The Federal Reserve and Bank of Japan make hotly awaited monetary policy statements; World Bank hosts panels on pensions and financial inclusion.


Monday, September 19: The World Bank holds its seventh Global Pension and Savings Conference in Washington. A report last month by the Pew Charitable Trusts estimated the shortfall among individual U.S. states to exceed $1 trillion.

Tuesday, September 20: Memphis-based global shipping and logistics company FedEx Corp. releases fiscal first-quarter financial results after market close. The company, whose stock is considered a bellwether for the overall economy, has beaten consensus analyst estimates for three consecutive quarters. Many analysts expect that a stabilizing macro environment over the three-month period ending in August was positive for the delivery firm’s bottom line. One potential dark cloud on FedEx’s horizon is the recent move by Amazon.com to operate its own air fleet.
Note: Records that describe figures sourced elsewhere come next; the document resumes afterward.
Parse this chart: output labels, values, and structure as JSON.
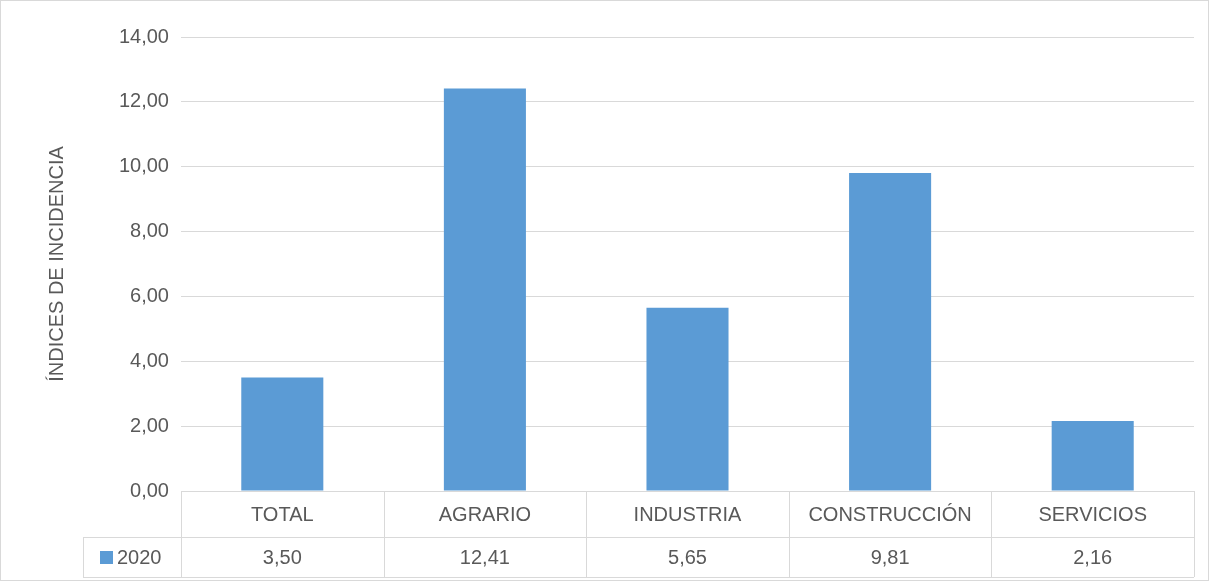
{
  "chart_data": {
    "type": "bar",
    "ylabel": "ÍNDICES DE INCIDENCIA",
    "categories": [
      "TOTAL",
      "AGRARIO",
      "INDUSTRIA",
      "CONSTRUCCIÓN",
      "SERVICIOS"
    ],
    "series": [
      {
        "name": "2020",
        "color": "#5b9bd5",
        "values": [
          3.5,
          12.41,
          5.65,
          9.81,
          2.16
        ],
        "value_labels": [
          "3,50",
          "12,41",
          "5,65",
          "9,81",
          "2,16"
        ]
      }
    ],
    "ylim": [
      0,
      14
    ],
    "yticks": [
      {
        "value": 0,
        "label": "0,00"
      },
      {
        "value": 2,
        "label": "2,00"
      },
      {
        "value": 4,
        "label": "4,00"
      },
      {
        "value": 6,
        "label": "6,00"
      },
      {
        "value": 8,
        "label": "8,00"
      },
      {
        "value": 10,
        "label": "10,00"
      },
      {
        "value": 12,
        "label": "12,00"
      },
      {
        "value": 14,
        "label": "14,00"
      }
    ],
    "grid": "y",
    "legend": "bottom"
  }
}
Wednesday, September 21: The Global Symposium on Innovative Financial Inclusion, organized by the World Bank and Bank Negara Malaysia, gets underway in Kuala Lumpur. Global monetary and fiscal policy leaders, as well as private sector players, will discuss ways to bring the estimated 2 billion adults worldwide who are excluded from the worldwide financial system. Among the topics discussed will be the impact of mobile phone banking on monetary infrastructure in the developing world.
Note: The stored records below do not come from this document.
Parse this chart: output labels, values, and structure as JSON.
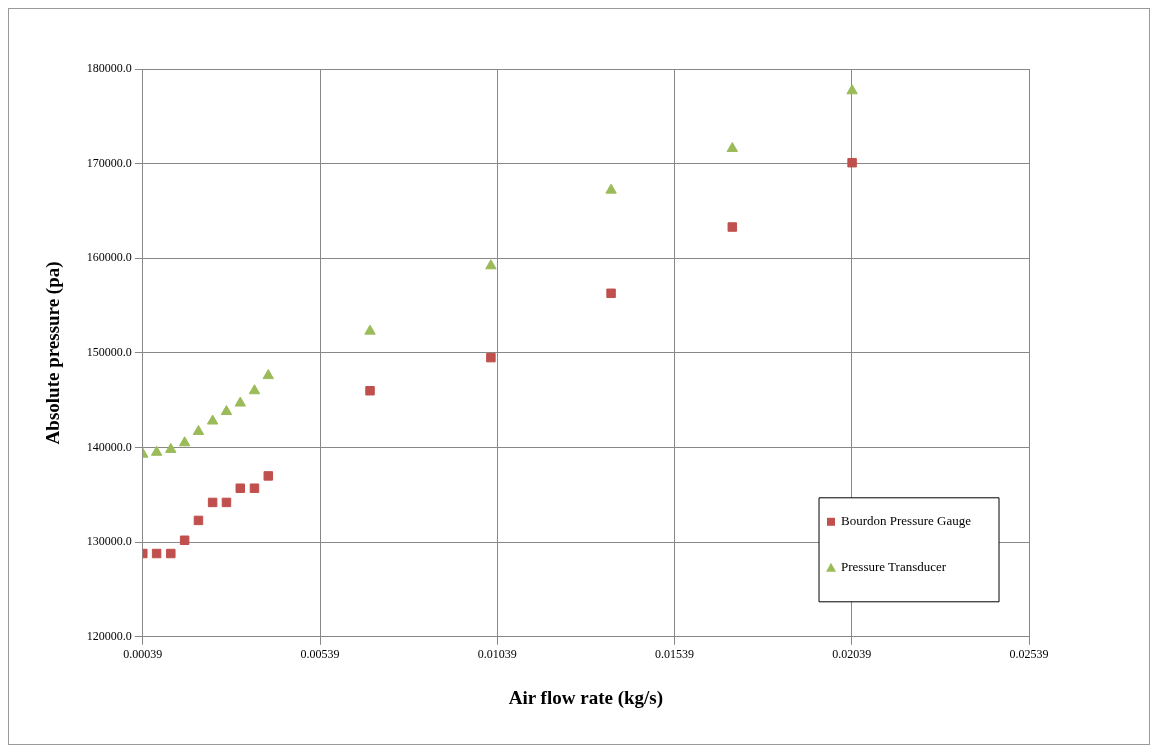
{
  "chart_data": {
    "type": "scatter",
    "xlabel": "Air flow rate (kg/s)",
    "ylabel": "Absolute pressure (pa)",
    "xlim": [
      0.00039,
      0.02539
    ],
    "xticks": [
      0.00039,
      0.00539,
      0.01039,
      0.01539,
      0.02039,
      0.02539
    ],
    "ylim": [
      120000,
      180000
    ],
    "yticks": [
      {
        "value": 120000,
        "label": "120000.0"
      },
      {
        "value": 130000,
        "label": "130000.0"
      },
      {
        "value": 140000,
        "label": "140000.0"
      },
      {
        "value": 150000,
        "label": "150000.0"
      },
      {
        "value": 160000,
        "label": "160000.0"
      },
      {
        "value": 170000,
        "label": "170000.0"
      },
      {
        "value": 180000,
        "label": "180000.0"
      }
    ],
    "grid": true,
    "legend": "bottom right",
    "series": [
      {
        "name": "Bourdon Pressure Gauge",
        "color": "#c0504d",
        "marker": "square",
        "x": [
          0.00039,
          0.00078,
          0.00118,
          0.00157,
          0.00196,
          0.00236,
          0.00275,
          0.00314,
          0.00354,
          0.00393,
          0.0068,
          0.01021,
          0.0136,
          0.01702,
          0.0204
        ],
        "values": [
          128800,
          128800,
          128800,
          130200,
          132300,
          134200,
          134200,
          135700,
          135700,
          137000,
          146000,
          149500,
          156300,
          163300,
          170100
        ]
      },
      {
        "name": "Pressure Transducer",
        "color": "#9bbb59",
        "marker": "triangle",
        "x": [
          0.00039,
          0.00078,
          0.00118,
          0.00157,
          0.00196,
          0.00236,
          0.00275,
          0.00314,
          0.00354,
          0.00393,
          0.0068,
          0.01021,
          0.0136,
          0.01702,
          0.0204
        ],
        "values": [
          139300,
          139500,
          139800,
          140500,
          141700,
          142800,
          143800,
          144700,
          146000,
          147600,
          152300,
          159200,
          167200,
          171600,
          177700
        ]
      }
    ]
  }
}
Wednesday, September 21: Both the Bank of Japan and the U.S. Federal Reserve are making monetary policy statements. While derivatives markets linked to interest rates suggest that the majority of investors expect no action from Fed Chair Janet Yellen and her fellow members of the Federal Open Market Committee just yet, opinions are mixed on what the Bank of Japan has in store. Some analysts have noted that Haruhiko Kuroda, governor of the Japanese central bank, and his colleagues may be tempted to announce an expansion of its quantitative easing program in part to offset the risk of a surprise tightening in the U.S. This past week Yasutoshi Nishimura, a senior economic advisor to Prime Minister Shinzo Abe, defended the use of negative interest rates as a positive catalyst for growth after comments in public by senior executives at banks that have suffered severe margin compression as a result.

Thursday, September 22: The National Association of Realtors releases data on U.S. existing homes sales. Expectations are for a strong showing, despite a slip in July when the annualized pace of transactions declined by 3.2 percent to a projected 5.39 million. Many property analysts concede, however, that the market may have hit a saturation point with key markets showing signs of softening in recent months. Last week the California Association of Realtors reported a 2.2 percent year-over-year contraction in single-family home sales.
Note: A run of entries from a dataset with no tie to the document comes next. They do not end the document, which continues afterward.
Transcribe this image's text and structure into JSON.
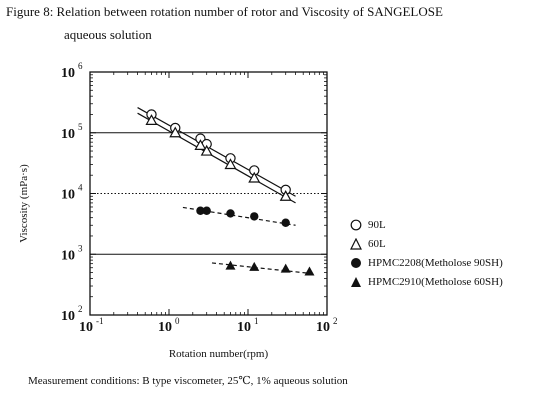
{
  "title": {
    "line1": "Figure 8: Relation between rotation number of rotor and Viscosity of SANGELOSE",
    "line2": "aqueous solution"
  },
  "footnote": "Measurement conditions: B type viscometer, 25℃, 1% aqueous solution",
  "chart_data": {
    "type": "scatter",
    "xscale": "log",
    "yscale": "log",
    "xlim": [
      0.1,
      100
    ],
    "ylim": [
      100,
      1000000
    ],
    "xlabel": "Rotation number(rpm)",
    "ylabel": "Viscosity (mPa·s)",
    "xticks": [
      {
        "value": 0.1,
        "base": "10",
        "exp": "-1"
      },
      {
        "value": 1,
        "base": "10",
        "exp": "0"
      },
      {
        "value": 10,
        "base": "10",
        "exp": "1"
      },
      {
        "value": 100,
        "base": "10",
        "exp": "2"
      }
    ],
    "yticks": [
      {
        "value": 100,
        "base": "10",
        "exp": "2"
      },
      {
        "value": 1000,
        "base": "10",
        "exp": "3"
      },
      {
        "value": 10000,
        "base": "10",
        "exp": "4"
      },
      {
        "value": 100000,
        "base": "10",
        "exp": "5"
      },
      {
        "value": 1000000,
        "base": "10",
        "exp": "6"
      }
    ],
    "gridlines_y": [
      {
        "value": 1000,
        "style": "solid"
      },
      {
        "value": 10000,
        "style": "dotted"
      },
      {
        "value": 100000,
        "style": "solid"
      }
    ],
    "legend_position": "lower-right",
    "series": [
      {
        "name": "90L",
        "marker": "open-circle",
        "fit": "solid",
        "points": [
          [
            0.6,
            200000
          ],
          [
            1.2,
            120000
          ],
          [
            2.5,
            80000
          ],
          [
            3,
            65000
          ],
          [
            6,
            38000
          ],
          [
            12,
            24000
          ],
          [
            30,
            11500
          ]
        ],
        "fit_line": [
          [
            0.4,
            260000
          ],
          [
            40,
            9000
          ]
        ]
      },
      {
        "name": "60L",
        "marker": "open-triangle",
        "fit": "solid",
        "points": [
          [
            0.6,
            160000
          ],
          [
            1.2,
            100000
          ],
          [
            2.5,
            62000
          ],
          [
            3,
            50000
          ],
          [
            6,
            30000
          ],
          [
            12,
            18000
          ],
          [
            30,
            9000
          ]
        ],
        "fit_line": [
          [
            0.4,
            210000
          ],
          [
            40,
            7000
          ]
        ]
      },
      {
        "name": "HPMC2208(Metholose 90SH)",
        "marker": "filled-circle",
        "fit": "dashed",
        "points": [
          [
            2.5,
            5200
          ],
          [
            3,
            5200
          ],
          [
            6,
            4700
          ],
          [
            12,
            4200
          ],
          [
            30,
            3300
          ]
        ],
        "fit_line": [
          [
            1.5,
            5900
          ],
          [
            40,
            3000
          ]
        ]
      },
      {
        "name": "HPMC2910(Metholose 60SH)",
        "marker": "filled-triangle",
        "fit": "dashed",
        "points": [
          [
            6,
            650
          ],
          [
            12,
            620
          ],
          [
            30,
            580
          ],
          [
            60,
            520
          ]
        ],
        "fit_line": [
          [
            3.5,
            720
          ],
          [
            65,
            480
          ]
        ]
      }
    ]
  }
}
Friday, September 23: For decades, city leaders in Las Vegas have worked to broaden the appeal of the desert oasis town beyond gambling, nightly concerts by maturing pop stars and all-you-can-eat buffets. This past week, the Southern Nevada Tourism Infrastructure Committee gave the nod to $750 million of funding toward a stadium for the new home of the National Football League franchise presently known as the Oakland Raiders. In the meantime, food lovers and music aficionados can sate themselves with the Life is Beautiful festival, a three-day festival featuring works by local and international artists; stands with food by celebrity chefs, and three days of concerts. Headliners on the 2016 include electronic act Major Lazer and U.K. indie-folk group Mumford & Sons. (Of note to Institutional Investor’s readers: The father of Mumford banjoist Winston Marshall is Paul Marshall, cofounder of $22 billion London-based hedge fund firm Marshall Wace).